A rootkit is a virus that enters the system and begins to harm. He knows how to hide both his traces of activity and partner viruses. It does this by capturing low-level API functions and injecting them into the registry. They can also give control of the PC to some evil hacker. They are not easy to find, but they are easy to remove.
Instructions
Step 1
Reasons to suspect the presence of rootkits that sneaked into the system: antivirus scanners (Kaspersky Virus Removal) do not start, resident antiviruses are not installed, friends complain about spam streams coming from your PC, and for some reason some pages persistently redirect you somewhere. In this case, it's time to treat the computer.
Step 2
The utilities are the easiest to use. They are free and simple. Kaspersky offers TDSSKiller, a special anti-rootkit program. You can download it from the Kaspersky website as an.exe file. You need to run it and start checking. Save all suspicious files to quarantine, and then you will need to go to the VirusTotal.com website and send them from the / TDSSKiller_Quarantine folder in the system section for analysis.
Step 3
One more thing from Kaspersky, or rather from the employee of the laboratory Oleg Zaitsev - AVZ. Before starting it, a backup point is created, because the utility cleans everything up. Before starting, check the box next to "Detect RooTkit and API interceptors" and run.
Step 4
The next utility is the famous CureIt! from Dr. Web. Download it from the developer's site on your PC. For the free version to work, you will have to enable sending statistics to the lab.

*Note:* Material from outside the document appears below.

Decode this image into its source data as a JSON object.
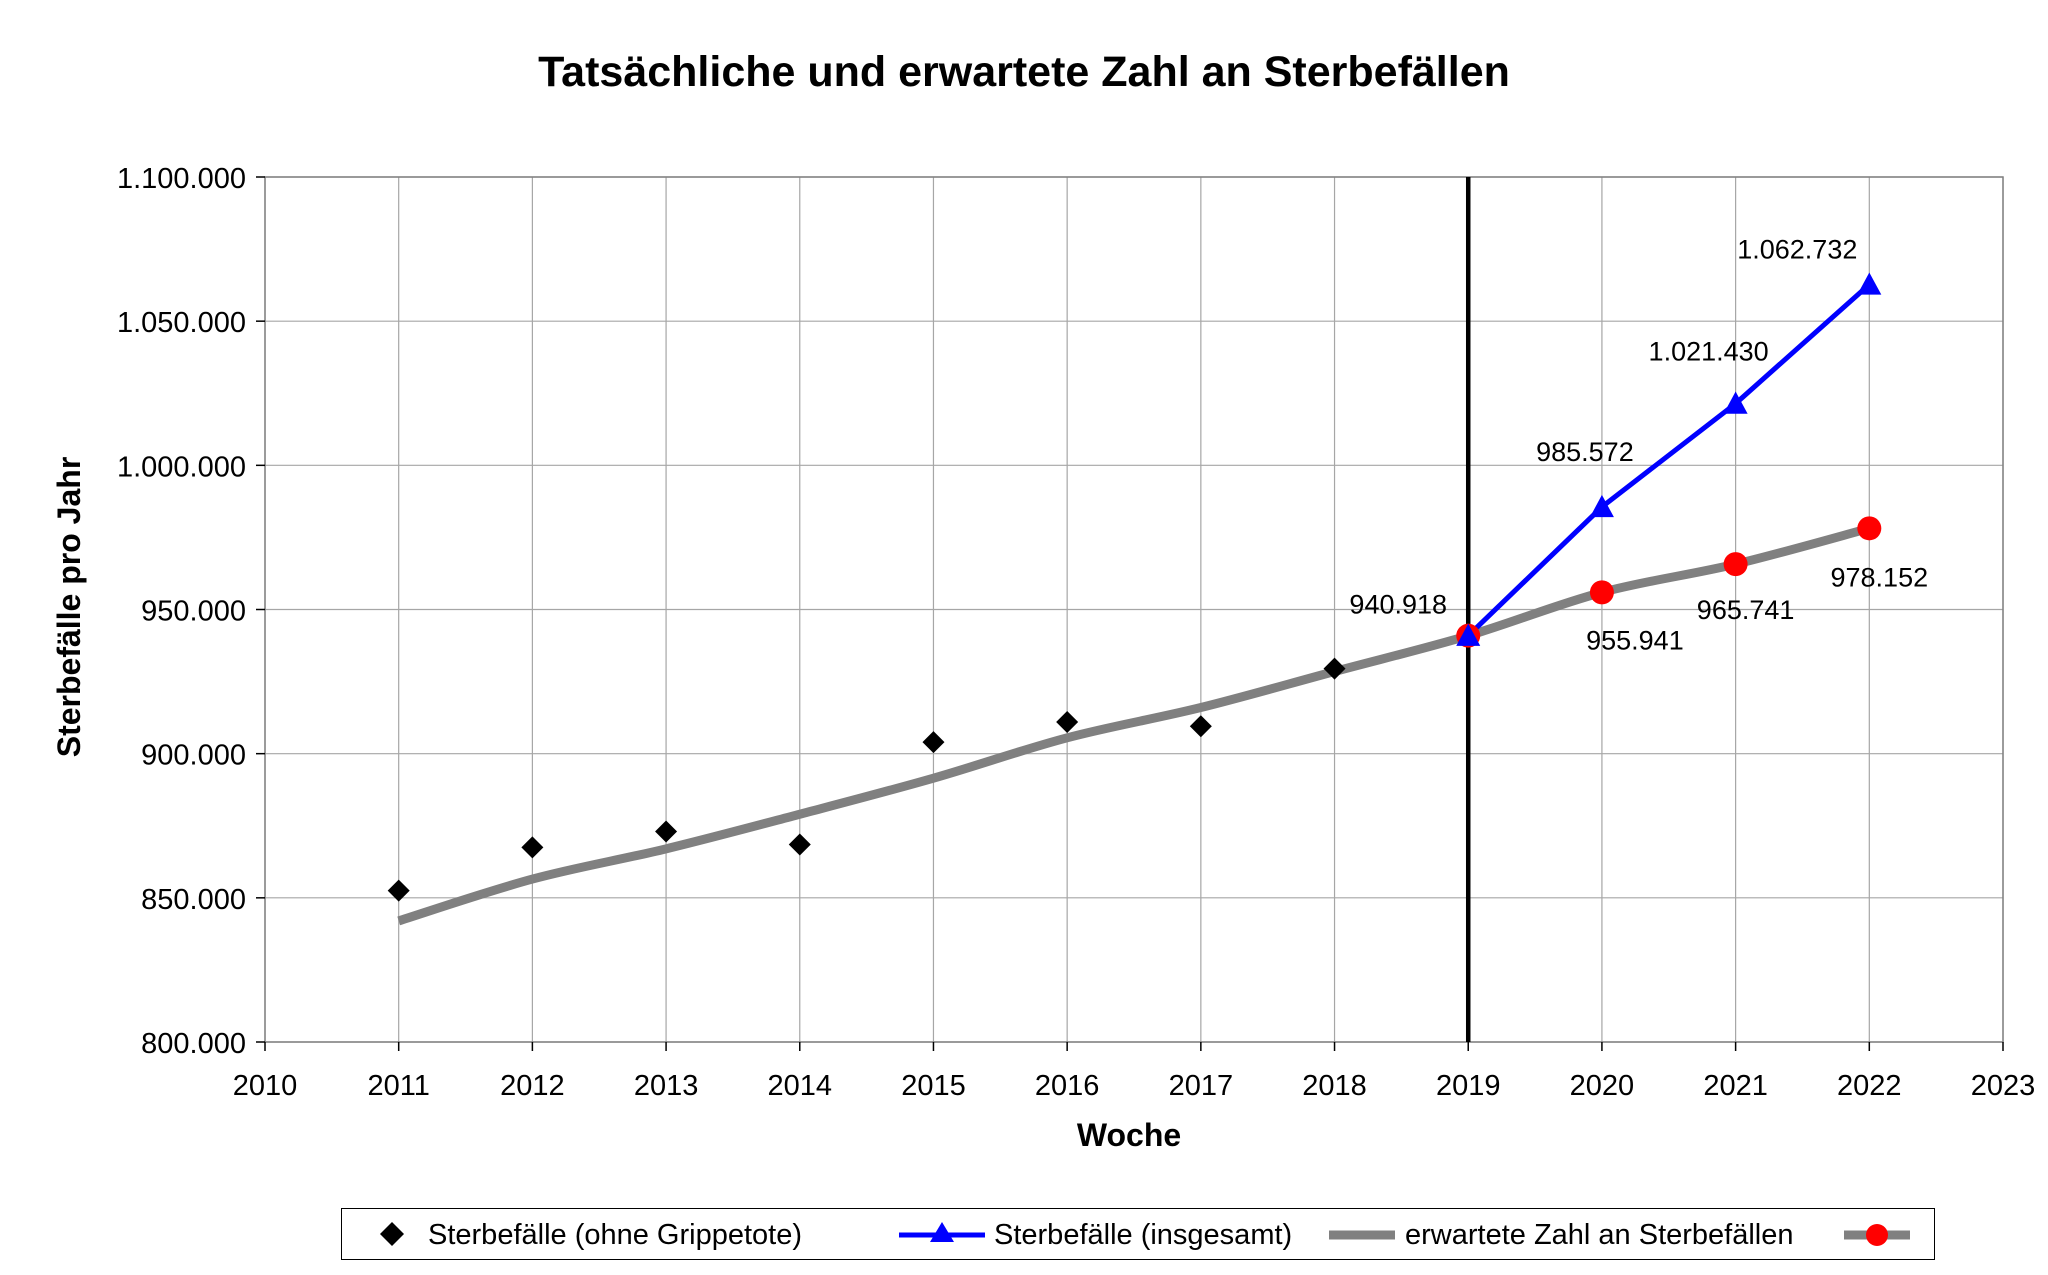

Launch the software, check the boxes for the "Rootkits" and "RAM" lines, and then start checking. After its completion, it would be better to completely check the system with the same program.
Step 5
It is most effective to restore the system using a bootable antivirus disk or a USB flash drive. The method is good on a PC where the utilities do not want to run. Suitable for this role are LiveCDs from DrWeb, Defender Offline from Microsoft and Rescue Disk, released by Kaspersky.